Leidenschaft für die Imkerei
Neben seiner technischen Leidenschaft ist Manfred Schuchert auch mit Herz und Seele Imker. Seinen Honig kann man unter anderem im Café Kohlbachtal in Zitters erwerben. In guten Jahren sind Erträge von bis zu 450 Litern möglich.
Besonders bemerkenswert: Der Honig ist vollständig rapsfrei, da in der Region kein Raps angebaut wird. In Gerstengrund gehört er für viele Haushalte fest auf den Frühstückstisch – zahlreiche Kunden bestellen bereits im Voraus für das kommende Jahr.

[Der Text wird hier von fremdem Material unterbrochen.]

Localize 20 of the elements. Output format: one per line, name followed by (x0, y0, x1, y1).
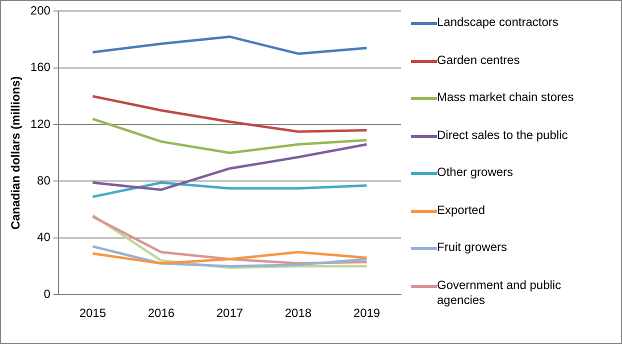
legend-label: Other growers (437, 165, 514, 180)
legend-label: Garden centres (437, 52, 520, 68)
y-tick-label: 80 (37, 174, 51, 188)
y-tick-label: 200 (30, 4, 51, 18)
x-tick-label: 2017 (216, 306, 244, 320)
legend-label: Mass market chain stores (437, 90, 574, 105)
x-tick-label: 2018 (284, 306, 312, 320)
legend-label: Direct sales to the public (437, 128, 568, 142)
y-axis-title: Canadian dollars (millions) (8, 76, 23, 230)
y-tick-label: 40 (37, 230, 51, 244)
legend-label: Exported (437, 202, 486, 218)
y-tick-label: 160 (30, 60, 51, 74)
x-tick-label: 2016 (148, 306, 175, 320)
x-tick-label: 2015 (79, 306, 106, 320)
y-tick-label: 0 (44, 286, 51, 301)
legend-label: Government and public agencies (437, 278, 562, 308)
y-tick-label: 120 (30, 116, 51, 131)
x-tick-label: 2019 (353, 306, 380, 320)
legend-label: Landscape contractors (437, 15, 558, 30)
legend-label: Fruit growers (437, 240, 508, 255)
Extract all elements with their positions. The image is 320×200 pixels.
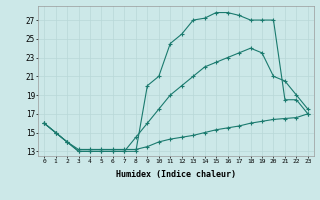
- X-axis label: Humidex (Indice chaleur): Humidex (Indice chaleur): [116, 170, 236, 179]
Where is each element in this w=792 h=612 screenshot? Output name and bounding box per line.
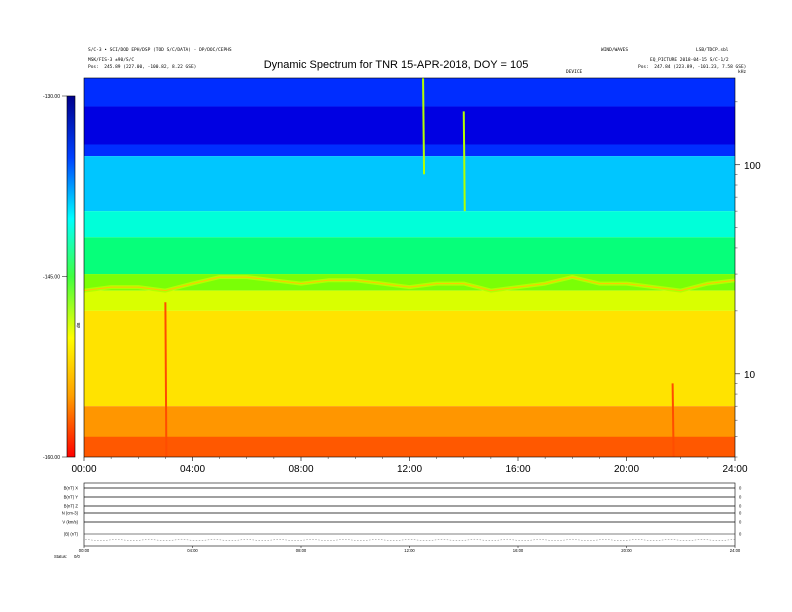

„Die Bienen sind wahre Künstler und verdienen größten Respekt“, betont Schuchert. „Denken wir nur an ihre Bedeutung für die Bestäubung in der Blütezeit.“
Die Tiere legen dabei Flugstrecken von bis zu vier Kilometern zurück, um ihre Arbeit zu verrichten. Auch die nächste Generation zeigt bereits Interesse: Enkel Liam Schuchert begeistert sich ebenfalls für die Imkerei – sehr zur Freude seines Großvaters.
Die Geschichte und das Lebenswerk von Manfred Schuchert zeigen eindrucksvoll, wie aus Können, Leidenschaft und Einfallsreichtum bleibende Werte entstehen – für die Region, für kommende Generationen und als lebendiges Zeugnis gelebter Rhöner Tradition.